With the Maxon AD-9, you get a warm, rich, vintage-sounding delay with excellent construction, including true bypass.
It’s a matter of simple history that the best effects pedals ever made with the Ibanez name on them were never made by Ibanez. They were actually made by a then lesser-known company called Maxon, who continued to make Ibanez pedals up until a few years ago when Maxon decided it would be best to produce pedals under their own name. Following a “quality over quantity” philosophy, the company has “reissued” several formerly Ibanez-branded pedals with significant upgrades, including top-of-the-line components and true bypass switching. One of these newly reissued products is an old favorite, the AD-9 Analog Delay, now known as the AD-9 Pro.
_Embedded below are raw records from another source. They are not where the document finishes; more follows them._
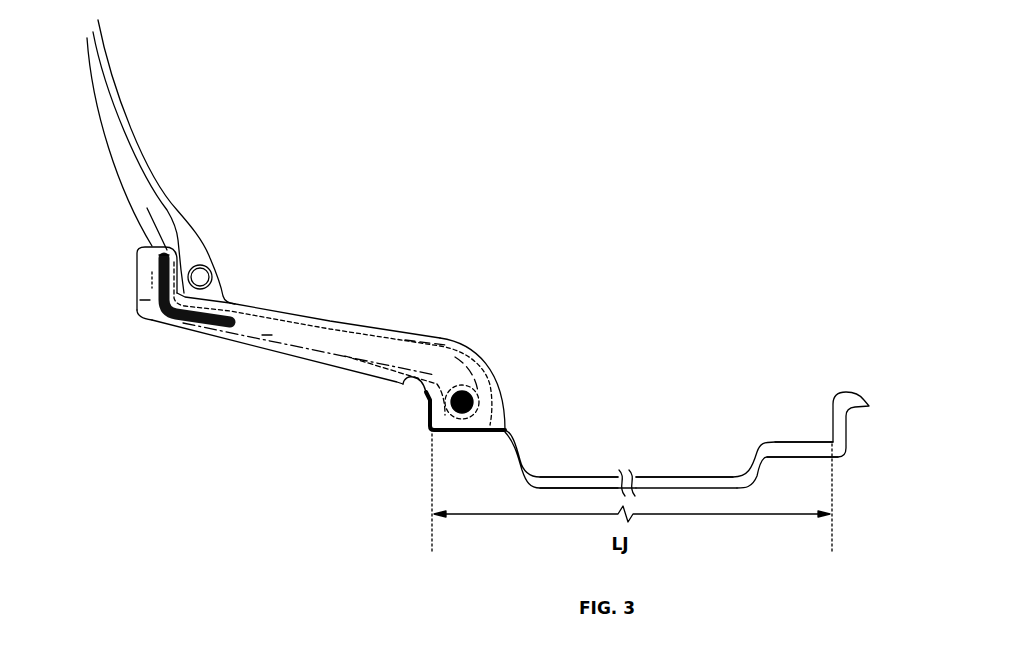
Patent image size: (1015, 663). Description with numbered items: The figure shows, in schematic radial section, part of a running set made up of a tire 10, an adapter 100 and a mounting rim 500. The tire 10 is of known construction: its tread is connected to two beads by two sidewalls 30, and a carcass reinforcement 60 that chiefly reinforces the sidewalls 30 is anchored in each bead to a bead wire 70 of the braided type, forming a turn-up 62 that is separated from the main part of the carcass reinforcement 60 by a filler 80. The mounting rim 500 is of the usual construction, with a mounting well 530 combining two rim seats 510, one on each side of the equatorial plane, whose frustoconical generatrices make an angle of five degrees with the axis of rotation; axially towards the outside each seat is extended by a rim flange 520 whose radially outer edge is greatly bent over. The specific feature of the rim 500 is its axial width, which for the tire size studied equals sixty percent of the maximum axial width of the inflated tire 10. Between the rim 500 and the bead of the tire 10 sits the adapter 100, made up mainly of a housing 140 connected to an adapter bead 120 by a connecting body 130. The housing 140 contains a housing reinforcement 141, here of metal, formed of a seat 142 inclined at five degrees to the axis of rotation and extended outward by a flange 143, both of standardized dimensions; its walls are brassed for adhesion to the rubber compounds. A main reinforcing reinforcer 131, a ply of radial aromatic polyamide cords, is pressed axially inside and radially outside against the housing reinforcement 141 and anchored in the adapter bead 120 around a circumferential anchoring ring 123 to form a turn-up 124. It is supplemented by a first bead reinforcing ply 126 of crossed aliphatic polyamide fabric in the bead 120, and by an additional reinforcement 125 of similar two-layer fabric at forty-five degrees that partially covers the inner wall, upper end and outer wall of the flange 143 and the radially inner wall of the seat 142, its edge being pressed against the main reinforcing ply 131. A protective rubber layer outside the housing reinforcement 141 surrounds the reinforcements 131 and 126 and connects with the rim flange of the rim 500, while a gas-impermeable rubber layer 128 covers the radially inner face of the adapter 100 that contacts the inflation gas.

The tire 10 is at (160, 114).
The sidewall 30 is at (103, 78).
The carcass reinforcement 60 is at (157, 183).
The turn-up 62 is at (142, 220).
The bead wire 70 is at (203, 276).
The filler 80 is at (168, 225).
The adapter 100 is at (376, 298).
The adapter bead 120 is at (488, 383).
The circumferential anchoring ring 123 is at (473, 405).
The turn-up 124 is at (372, 358).
The additional reinforcement 125 is at (262, 335).
The first bead reinforcing ply 126 is at (440, 350).
The layer of gas-impermeable rubber compound 128 is at (295, 323).
The connecting body 130 is at (300, 355).
The main reinforcing reinforcer 131 is at (327, 338).
The housing 140 is at (152, 313).
The housing reinforcement 141 is at (162, 303).
The seat 142 is at (193, 327).
The flange 143 is at (160, 265).
The mounting rim 500 is at (863, 392).
The rim seat 510 is at (472, 437).
The rim flange 520 is at (417, 395).
The well 530 is at (665, 468).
Having played through a number of recent Ibanez AD-9 delays that were, well, less-than-inspiring, I was curious what Maxon would do to win me over. In addition to true bypass switching and upgraded components, the Maxon offers increased delay time (nearly 500 ms) as well as improved headroom and dynamic range. The result is a warm, rich analog delay without any of the fuzziness sometimes associated with analog. Especially cool is the top-mounted function switch that lets you choose between “Single Head” and “Dual Head” mode, the former being just a standard analog delay whereas the latter offers simulation of a multi-head tape echo. The “Dual Head” mode allows some nice ping-pong delay sounds as well as ambient delays. It’s a mode the Edge would be proud of.
I tested the AD-9 with a Carr Rambler and a few overdrive pedals, and was very impressed with the pedal’s richness and quietness. It’s not cheap for an analog delay, but it also doesn’t have any of the issues with older units or unreliable tape echoes. For the price, you get a warm, rich, vintage-sounding delay with excellent construction, including true bypass.